During the moment, Sam tried to run to a safe place. He had called his girlfriend at the time and asked her to call 911. “You are running away to save yourself but your body starts to shut down in stages. Your vision starts to go. Your hearing starts to go. Your legs feel like noodles.” Sam walked up to his girlfriend’s apartment. Her parents were in town visiting and the girl’s father was very calm and helpful while waiting for the ambulance. The bullet had gone through Sam’s liver and was lodged in his kidney, so he needed all the help he could get.
“The ambulance ride was just like you see in the movies. You are looking straight up at the lights,” Sam said. “They are trying to keep you awake.” When he was rushed into the emergency room, Sam asked the surgeon if he was going to die. The surgeon assured him he was not. The surgeon did, however, have to cut Sam open from his chest down to his stomach. He was closed up with staples. The recovery in the hospital was far from peaceful.
“I was in ICU at Boston Med. They are a great hospital because they saved my life, but it is in the middle of downtown Boston. There are three people to a room. The guy beside me was in a really bad motorcycle accident and was in a lot of pain. I didn’t get much rest.” Sam also noted the nurses were quite stringent because they wanted to move people out of the ICU to make room for others.
Once he could go home, Sam went back home to North Carolina for his therapy. But 10 weeks later, he was performing in the Boston Nutcracker. Sam danced in Boston for two years. He also had the opportunity to dance in places like Cincinnati and New Zealand. But eventually, Sam was ready to slow down his dancing career and come back to where his art had all begun.

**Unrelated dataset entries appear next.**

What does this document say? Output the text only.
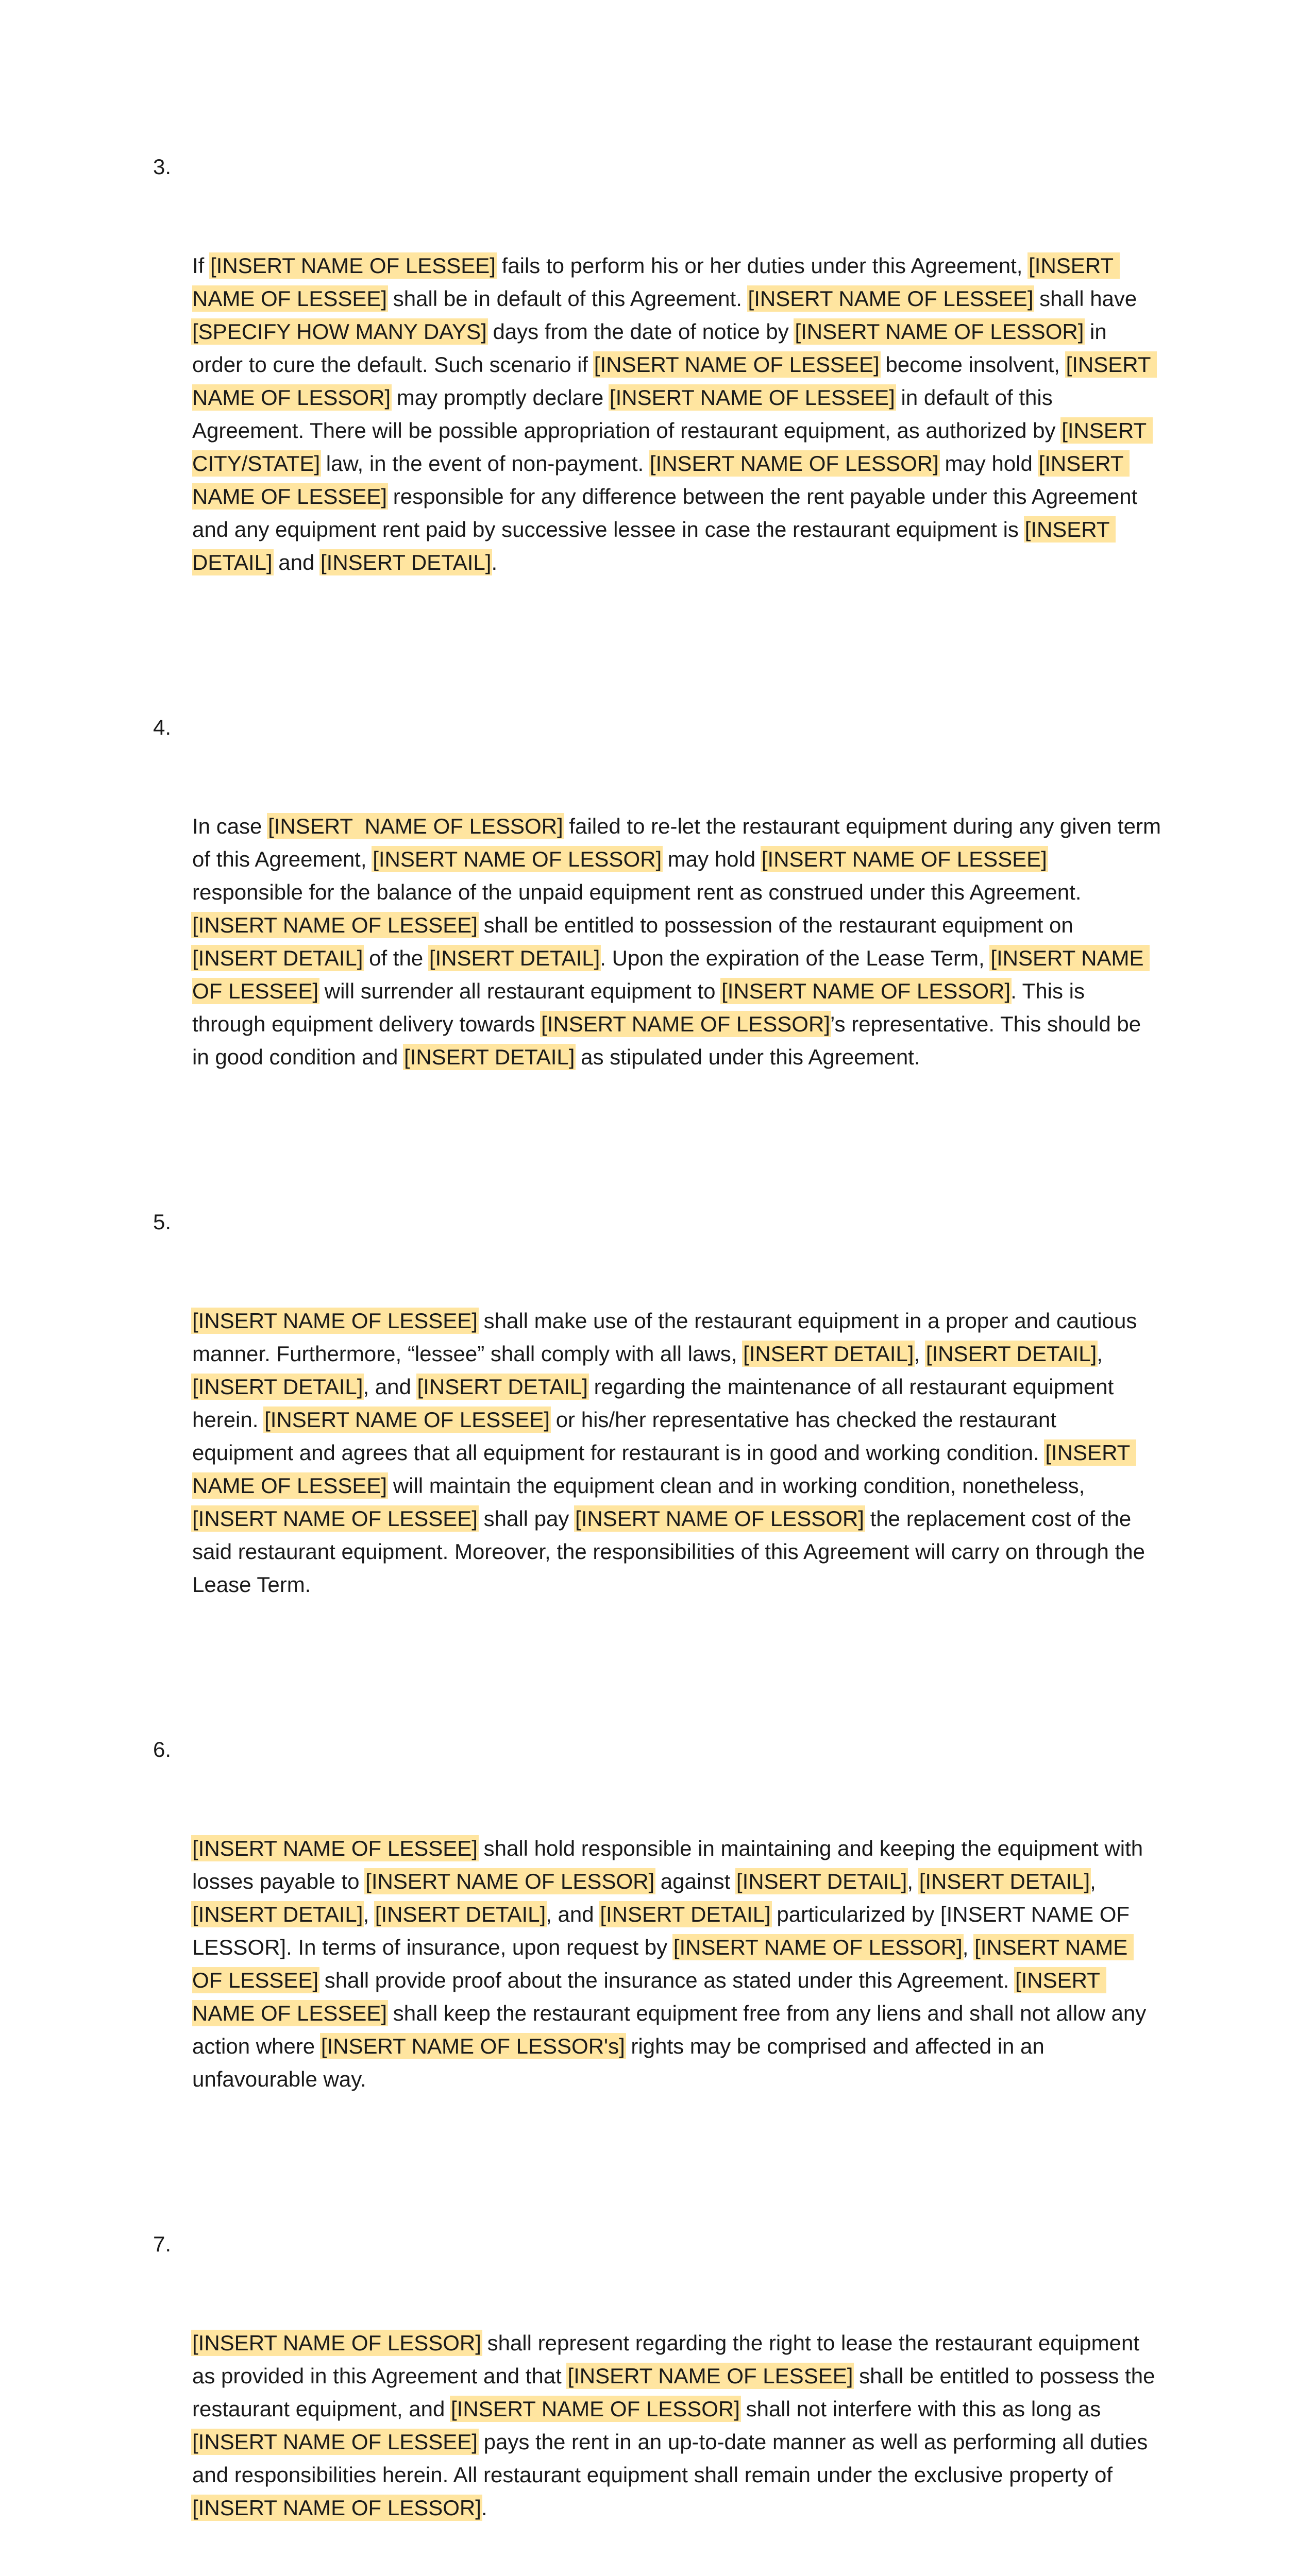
3.

If [INSERT NAME OF LESSEE] fails to perform his or her duties under this Agreement, [INSERT NAME OF LESSEE] shall be in default of this Agreement. [INSERT NAME OF LESSEE] shall have [SPECIFY HOW MANY DAYS] days from the date of notice by [INSERT NAME OF LESSOR] in order to cure the default. Such scenario if [INSERT NAME OF LESSEE] become insolvent, [INSERT NAME OF LESSOR] may promptly declare [INSERT NAME OF LESSEE] in default of this Agreement. There will be possible appropriation of restaurant equipment, as authorized by [INSERT CITY/STATE] law, in the event of non-payment. [INSERT NAME OF LESSOR] may hold [INSERT NAME OF LESSEE] responsible for any difference between the rent payable under this Agreement and any equipment rent paid by successive lessee in case the restaurant equipment is [INSERT DETAIL] and [INSERT DETAIL].

4.

In case [INSERT  NAME OF LESSOR] failed to re-let the restaurant equipment during any given term of this Agreement, [INSERT NAME OF LESSOR] may hold [INSERT NAME OF LESSEE] responsible for the balance of the unpaid equipment rent as construed under this Agreement. [INSERT NAME OF LESSEE] shall be entitled to possession of the restaurant equipment on [INSERT DETAIL] of the [INSERT DETAIL]. Upon the expiration of the Lease Term, [INSERT NAME OF LESSEE] will surrender all restaurant equipment to [INSERT NAME OF LESSOR]. This is through equipment delivery towards [INSERT NAME OF LESSOR]’s representative. This should be in good condition and [INSERT DETAIL] as stipulated under this Agreement.

5.

[INSERT NAME OF LESSEE] shall make use of the restaurant equipment in a proper and cautious manner. Furthermore, “lessee” shall comply with all laws, [INSERT DETAIL], [INSERT DETAIL], [INSERT DETAIL], and [INSERT DETAIL] regarding the maintenance of all restaurant equipment herein. [INSERT NAME OF LESSEE] or his/her representative has checked the restaurant equipment and agrees that all equipment for restaurant is in good and working condition. [INSERT NAME OF LESSEE] will maintain the equipment clean and in working condition, nonetheless, [INSERT NAME OF LESSEE] shall pay [INSERT NAME OF LESSOR] the replacement cost of the said restaurant equipment. Moreover, the responsibilities of this Agreement will carry on through the Lease Term.

6.

[INSERT NAME OF LESSEE] shall hold responsible in maintaining and keeping the equipment with losses payable to [INSERT NAME OF LESSOR] against [INSERT DETAIL], [INSERT DETAIL], [INSERT DETAIL], [INSERT DETAIL], and [INSERT DETAIL] particularized by [INSERT NAME OF LESSOR]. In terms of insurance, upon request by [INSERT NAME OF LESSOR], [INSERT NAME OF LESSEE] shall provide proof about the insurance as stated under this Agreement. [INSERT NAME OF LESSEE] shall keep the restaurant equipment free from any liens and shall not allow any action where [INSERT NAME OF LESSOR's] rights may be comprised and affected in an unfavourable way.

7.

[INSERT NAME OF LESSOR] shall represent regarding the right to lease the restaurant equipment as provided in this Agreement and that [INSERT NAME OF LESSEE] shall be entitled to possess the restaurant equipment, and [INSERT NAME OF LESSOR] shall not interfere with this as long as [INSERT NAME OF LESSEE] pays the rent in an up-to-date manner as well as performing all duties and responsibilities herein. All restaurant equipment shall remain under the exclusive property of [INSERT NAME OF LESSOR].
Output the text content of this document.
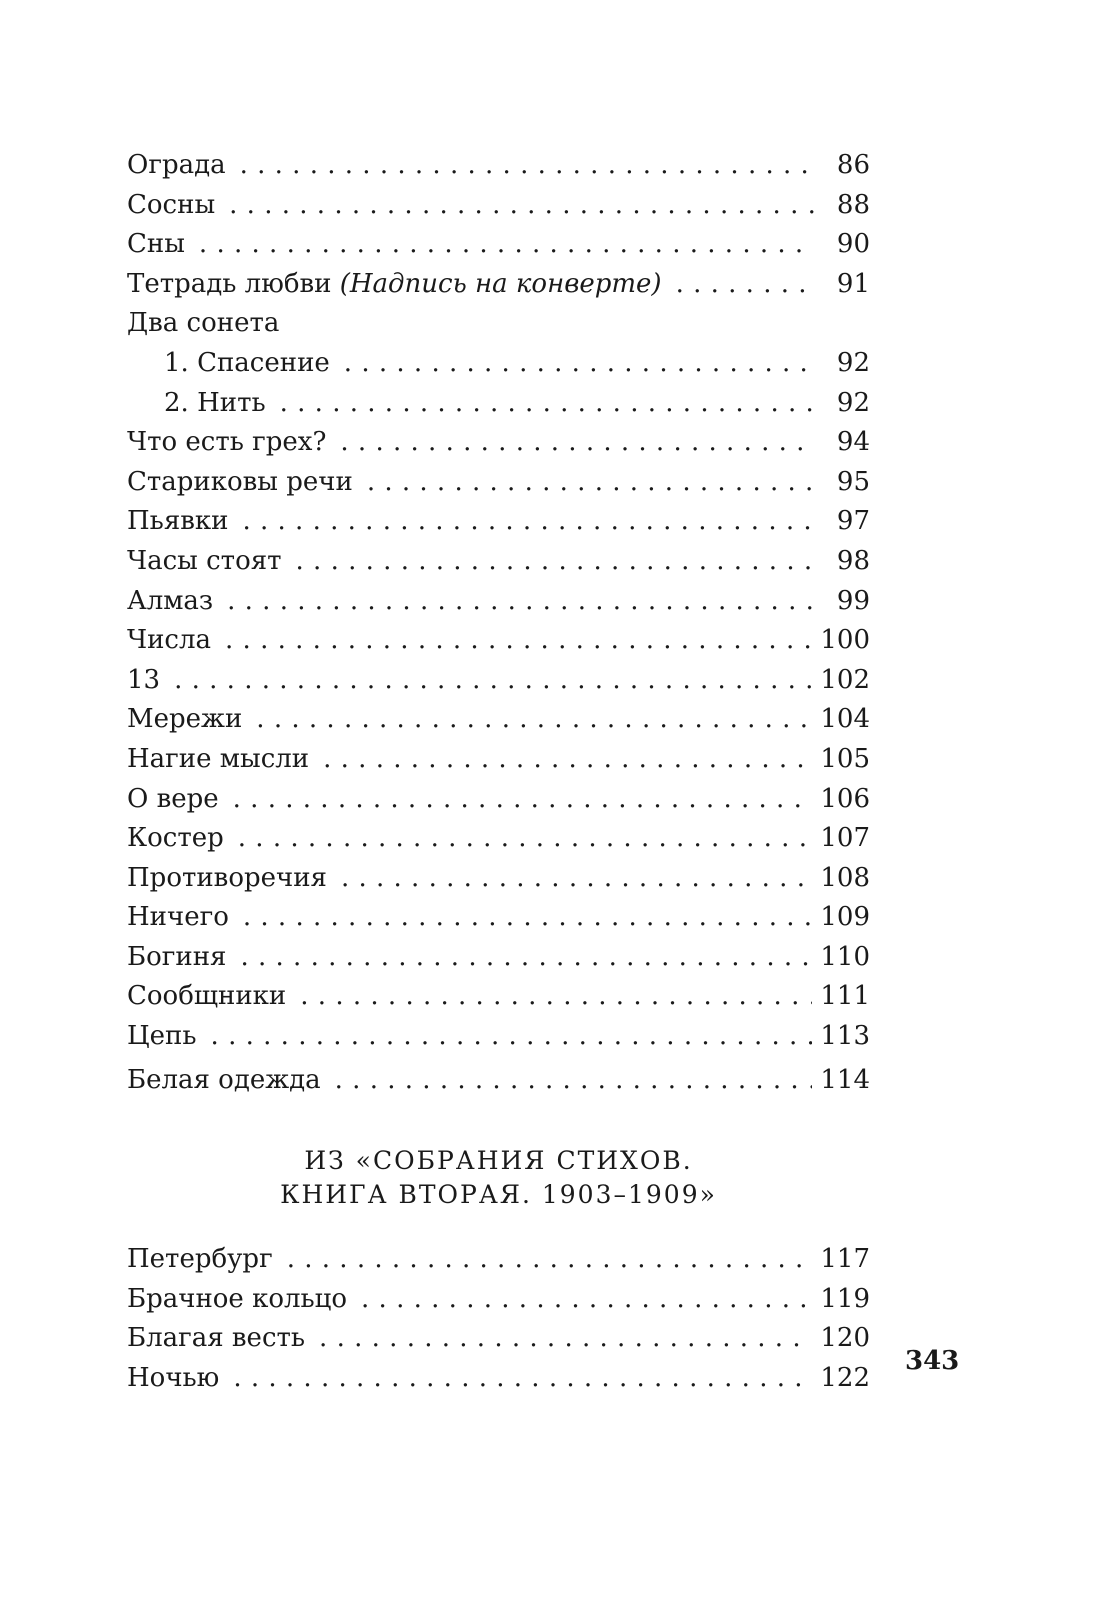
Ограда . . .	86
Сосны . . .	88
Сны . . .	90
Тетрадь любви (Надпись на конверте) . . .	91
Два сонета
1. Спасение . . .	92
2. Нить . . .	92
Что есть грех? . . .	94
Стариковы речи . . .	95
Пьявки . . .	97
Часы стоят . . .	98
Алмаз . . .	99
Числа . . .	100
13 . . .	102
Мережи . . .	104
Нагие мысли . . .	105
О вере . . .	106
Костер . . .	107
Противоречия . . .	108
Ничего . . .	109
Богиня . . .	110
Сообщники . . .	111
Цепь . . .	113
Белая одежда . . .	114
ИЗ «СОБРАНИЯ СТИХОВ.
КНИГА ВТОРАЯ. 1903–1909»
Петербург . . .	117
Брачное кольцо . . .	119
Благая весть . . .	120
Ночью . . .	122
343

In North Carolina, Sam focused on dance education. He became trained as a teacher and teaches in the afternoons with kids from the ages of six to 12. During the day, Sam works on his urban farm. “I wanted accessibility to fresh food. Once you taste fresh food, you realize how bad the food is at the grocery store. You realize how old the vegetables are and soft the fruit is.” Sam’s farm is named Apple and Green City Farm. It is an independent farm that is community supported. Sam sells some of his products to local restaurants, but also donates to food banks and neighbors.
Sam says one lesson he has learned along his incredible career is the importance of asking for opportunities. “Anything I have ever gotten in life was because I asked for it.” Our neighbor is a great example of if you don’t ask, you don’t get. Sometimes having a little moxie goes a long way.